In appealing Ferguson’s conviction and sentence, his attorney argued that testimony from additional women who’d had sex with the defendant—besides the one he was charged with exposing—should not have been admitted at trial. But the appeals court disagreed, saying their testimony was relevant to the case. In their decision, the appeals court judges wrote:

“If a man who knows he has HIV has sex once or twice without a condom, he may be acting forgetfully or in the heat of passion (i.e., without an intent to inflict harm). If a man who knows he has HIV repeatedly has sex with many women, without advising them of his HIV status and without using a condom, it may be inferred from the facts alone… that he is acting with intent to inflict harm.”

Such a view of “intent” broadens the playing field considerably. Anyone, gay or straight, who is acting recklessly, could be culpable, with no expressions of malice—no statements like Whitfield’s “I’m going to give AIDS to everyone I can”— required. Whether we would want to see criminal law deployed in such an aggressive manner in the war against AIDS is an open question. But Dr.

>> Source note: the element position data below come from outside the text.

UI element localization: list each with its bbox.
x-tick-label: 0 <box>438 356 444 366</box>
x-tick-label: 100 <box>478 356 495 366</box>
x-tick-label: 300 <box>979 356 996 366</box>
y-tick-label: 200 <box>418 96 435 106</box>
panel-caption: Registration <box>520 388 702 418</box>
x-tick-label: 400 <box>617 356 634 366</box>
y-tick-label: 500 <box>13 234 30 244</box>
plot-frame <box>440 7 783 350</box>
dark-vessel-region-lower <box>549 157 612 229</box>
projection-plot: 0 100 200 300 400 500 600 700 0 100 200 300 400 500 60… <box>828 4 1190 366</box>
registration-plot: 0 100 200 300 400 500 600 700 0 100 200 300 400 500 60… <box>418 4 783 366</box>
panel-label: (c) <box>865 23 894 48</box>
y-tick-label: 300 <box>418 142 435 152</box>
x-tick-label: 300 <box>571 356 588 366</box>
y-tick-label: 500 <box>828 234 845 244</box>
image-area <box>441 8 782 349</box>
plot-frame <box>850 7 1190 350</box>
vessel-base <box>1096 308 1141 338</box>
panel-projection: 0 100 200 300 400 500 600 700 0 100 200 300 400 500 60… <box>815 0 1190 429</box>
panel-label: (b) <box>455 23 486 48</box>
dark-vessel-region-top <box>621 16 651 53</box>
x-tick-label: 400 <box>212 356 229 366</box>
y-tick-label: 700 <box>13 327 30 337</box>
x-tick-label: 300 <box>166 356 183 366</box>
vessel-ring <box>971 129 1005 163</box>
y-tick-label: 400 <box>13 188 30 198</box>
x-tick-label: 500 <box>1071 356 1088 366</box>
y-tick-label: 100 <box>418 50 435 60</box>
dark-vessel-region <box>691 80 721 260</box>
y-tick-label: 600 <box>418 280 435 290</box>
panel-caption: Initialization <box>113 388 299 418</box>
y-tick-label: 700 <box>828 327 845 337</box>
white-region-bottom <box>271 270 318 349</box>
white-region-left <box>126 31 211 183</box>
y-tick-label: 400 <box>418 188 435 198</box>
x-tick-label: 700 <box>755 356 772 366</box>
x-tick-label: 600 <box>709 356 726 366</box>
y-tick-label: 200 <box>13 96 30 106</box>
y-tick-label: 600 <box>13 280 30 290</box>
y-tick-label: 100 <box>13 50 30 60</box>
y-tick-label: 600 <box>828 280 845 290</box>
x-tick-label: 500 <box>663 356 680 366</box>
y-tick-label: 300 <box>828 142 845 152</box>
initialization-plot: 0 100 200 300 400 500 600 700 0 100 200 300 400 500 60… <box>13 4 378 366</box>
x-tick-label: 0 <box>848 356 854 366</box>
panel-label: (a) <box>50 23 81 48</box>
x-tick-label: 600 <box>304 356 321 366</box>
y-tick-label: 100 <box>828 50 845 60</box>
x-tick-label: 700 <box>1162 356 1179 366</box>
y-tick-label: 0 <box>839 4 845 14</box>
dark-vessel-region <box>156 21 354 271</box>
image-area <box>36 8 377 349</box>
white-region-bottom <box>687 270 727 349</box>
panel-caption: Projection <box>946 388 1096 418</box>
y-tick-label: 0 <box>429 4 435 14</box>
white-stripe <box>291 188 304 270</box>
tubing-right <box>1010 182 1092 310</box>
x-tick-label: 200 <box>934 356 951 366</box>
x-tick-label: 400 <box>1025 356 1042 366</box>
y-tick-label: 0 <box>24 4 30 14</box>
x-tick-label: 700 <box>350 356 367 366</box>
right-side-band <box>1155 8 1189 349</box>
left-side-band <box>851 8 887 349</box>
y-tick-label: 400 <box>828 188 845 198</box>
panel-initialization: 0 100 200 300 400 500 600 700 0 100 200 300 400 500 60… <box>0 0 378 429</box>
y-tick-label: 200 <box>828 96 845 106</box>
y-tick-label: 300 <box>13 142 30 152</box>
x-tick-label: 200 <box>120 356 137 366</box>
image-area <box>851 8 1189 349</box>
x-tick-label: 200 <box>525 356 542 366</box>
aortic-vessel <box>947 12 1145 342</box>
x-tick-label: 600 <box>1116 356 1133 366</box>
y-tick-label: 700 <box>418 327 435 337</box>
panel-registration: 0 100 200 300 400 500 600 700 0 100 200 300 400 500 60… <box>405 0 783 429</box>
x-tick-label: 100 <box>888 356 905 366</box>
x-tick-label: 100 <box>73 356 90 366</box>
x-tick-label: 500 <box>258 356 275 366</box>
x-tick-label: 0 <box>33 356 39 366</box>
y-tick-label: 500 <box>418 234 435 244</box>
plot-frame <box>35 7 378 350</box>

Wood says there are many in the medical community who feel we “ought to have more ability to corral the [dangerous] behaviors.” The current law, imperfect as it is, seems to be serving some public good, but the arbitrariness and harshness with which it is enforced may be doing an equal amount of harm to public health. More moderate punishment, imparted more consistently, could provide a more useful deterrent than the unpredictable, life-shattering bolt from the blue. But that kind of reliability may be more than any law regarding sexual behavior can deliver.